Radiometal‐labeled peptide derivatives of bombesin are very interesting targeting vectors for certain types of cancer. Bombesin derivatives have shown very high selectivity and affinity to
G‐protein‐coupled gastrin‐releasing‐peptide‐receptor (GRPR), which is over‐expressed in a variety of tumors including breast‐, prostate‐ and pancreatic‐tumors. Consequently, the
application of radiolabeled bombesin‐analogs for both the diagnosis and therapy of such tumors is being intensively investigated. However, the development of chemically and radiolytically
stable compounds which can be easily radiolabeled presents significant challenges. We recently showed that bis(2‐pyridylmethyl)triazacyclocyclononane (DMPTACN) was a promising candidate
for radiocopper‐labeling. In this study we examine structure‐activity relationships for new [64Cu]DMPTACN bombesin derivatives including their biodistribution and pharmacokinetics in
prostate cancer (PC3) xenografted tumor mice.

Methods:

Stabilized bombesin derivatives β‐Ala‐β‐Ala‐[Cha13,Nle14]BBN(7‐14) and β‐homo‐Glu‐β‐Ala‐β‐Ala‐[Cha13, Nle14]BBN(7‐14) were conjugated to the N‐terminus with DMPTACN ligands containing either a carboxylate or phenylisothiocyanate pendant arm via amide coupling and thiourea‐bridging, respectively. Radiolabeling of DMPTACN‐BBN derivatives with 64Cu was performed in aqueous ammonium acetate solution (pH=6) at 50°C using [64Cu]CuCl2. The affinity of DMPTACN‐BBN derivatives for the GRPR was determined using a competitive displacement/binding assay in human prostate (PC3) cancer cells. Internalization data for the [64Cu]Cu‐DMPTACN bombesin derivatives were obtained in the same cell line. Partition coefficients of the radiocopper‐labeled complexes of the DMPTACN‐BBN derivatives were determined in a 1‐octanol/buffer system.

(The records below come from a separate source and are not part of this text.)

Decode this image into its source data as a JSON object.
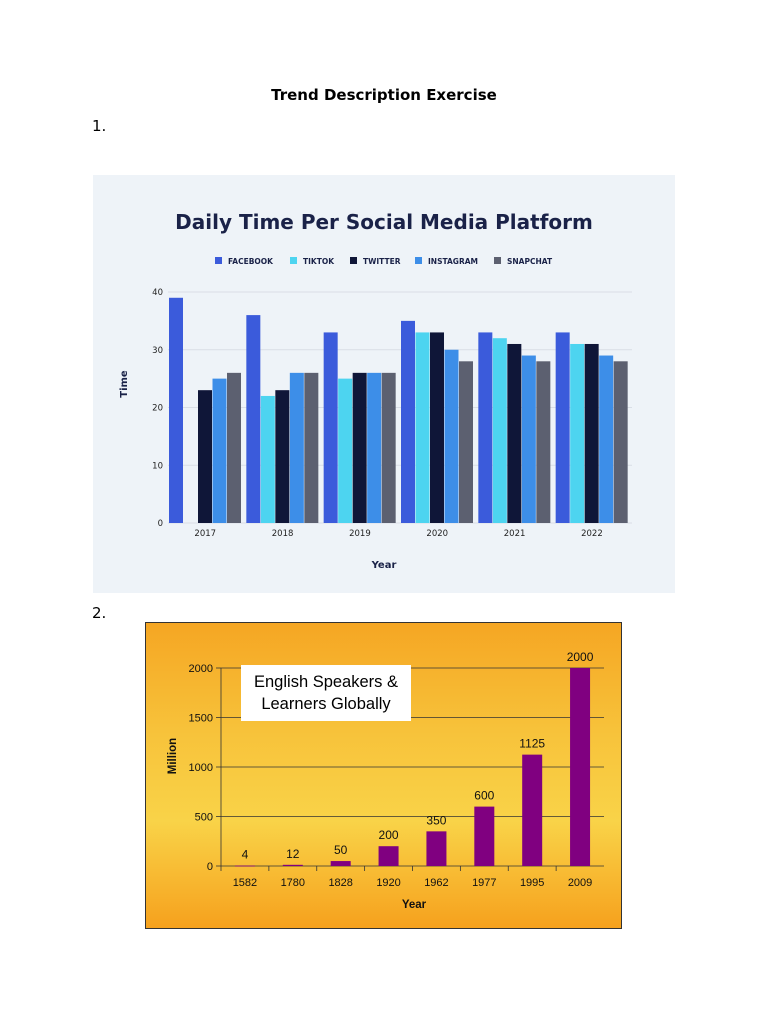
{
  "document": {
    "title": "Trend Description Exercise",
    "item1_number": "1.",
    "item2_number": "2."
  },
  "chart_data": [
    {
      "type": "bar",
      "title": "Daily Time Per Social Media Platform",
      "xlabel": "Year",
      "ylabel": "Time",
      "ylim": [
        0,
        40
      ],
      "yticks": [
        0,
        10,
        20,
        30,
        40
      ],
      "grid": true,
      "legend_placement": "top",
      "categories": [
        "2017",
        "2018",
        "2019",
        "2020",
        "2021",
        "2022"
      ],
      "series": [
        {
          "name": "FACEBOOK",
          "color": "#3b5bdb",
          "values": [
            39,
            36,
            33,
            35,
            33,
            33
          ]
        },
        {
          "name": "TIKTOK",
          "color": "#4dd4f0",
          "values": [
            0,
            22,
            25,
            33,
            32,
            31
          ]
        },
        {
          "name": "TWITTER",
          "color": "#0f1638",
          "values": [
            23,
            23,
            26,
            33,
            31,
            31
          ]
        },
        {
          "name": "INSTAGRAM",
          "color": "#3d8ee8",
          "values": [
            25,
            26,
            26,
            30,
            29,
            29
          ]
        },
        {
          "name": "SNAPCHAT",
          "color": "#5c6070",
          "values": [
            26,
            26,
            26,
            28,
            28,
            28
          ]
        }
      ]
    },
    {
      "type": "bar",
      "title": "English Speakers & Learners Globally",
      "xlabel": "Year",
      "ylabel": "Million",
      "ylim": [
        0,
        2000
      ],
      "yticks": [
        0,
        500,
        1000,
        1500,
        2000
      ],
      "grid": true,
      "bar_color": "#800080",
      "categories": [
        "1582",
        "1780",
        "1828",
        "1920",
        "1962",
        "1977",
        "1995",
        "2009"
      ],
      "values": [
        4,
        12,
        50,
        200,
        350,
        600,
        1125,
        2000
      ],
      "data_labels": [
        "4",
        "12",
        "50",
        "200",
        "350",
        "600",
        "1125",
        "2000"
      ]
    }
  ]
}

Biodistribution studies were performed on Wistar rats and NMRI nu/nu mice bearing the human prostate tumor PC‐3. Tumor accumulation was evaluated with small animal PET.

Results:

Radiolabeling of DMPTACNBBN‐bioconjugates was achieved in 30 min, yielding >99% radiochemical purity and specific activity up to 30 GBq/μmol after HPLC. DMPTACN‐NCS derivatives could be rapidly labeled with 64Cu under mild conditions in almost quantitative yield. The DMPTACN‐BBN conjugates showed high affinity to the GRPR and high uptake in PC‐3 cells. PET studies on tumor‐bearing PC‐3 mice revealed an accumulation in the GRPR‐positive tissue. Clear visualization of the tumor tissue and noticeable delineation from healthy tissue was achieved.

Conclusion:

DMPTACN ligands are attractive chelates for the development of radiocopper pharmaceuticals featuring very high chemical and radiolytical stability. They can be effectively coupled to target‐oriented peptides, such as bombesin. However, many issues need to be resolved, including the metabolic stabilization of the peptides and the direct fixation of radiometalated conjugates in the tumor tissue. DMPTACN‐isothiocyanate was found to be rapidly and efficiently labeled with 64Cu. These features make it a promising candidate as a pre‐labeling building block for antibody and synthetic polymers.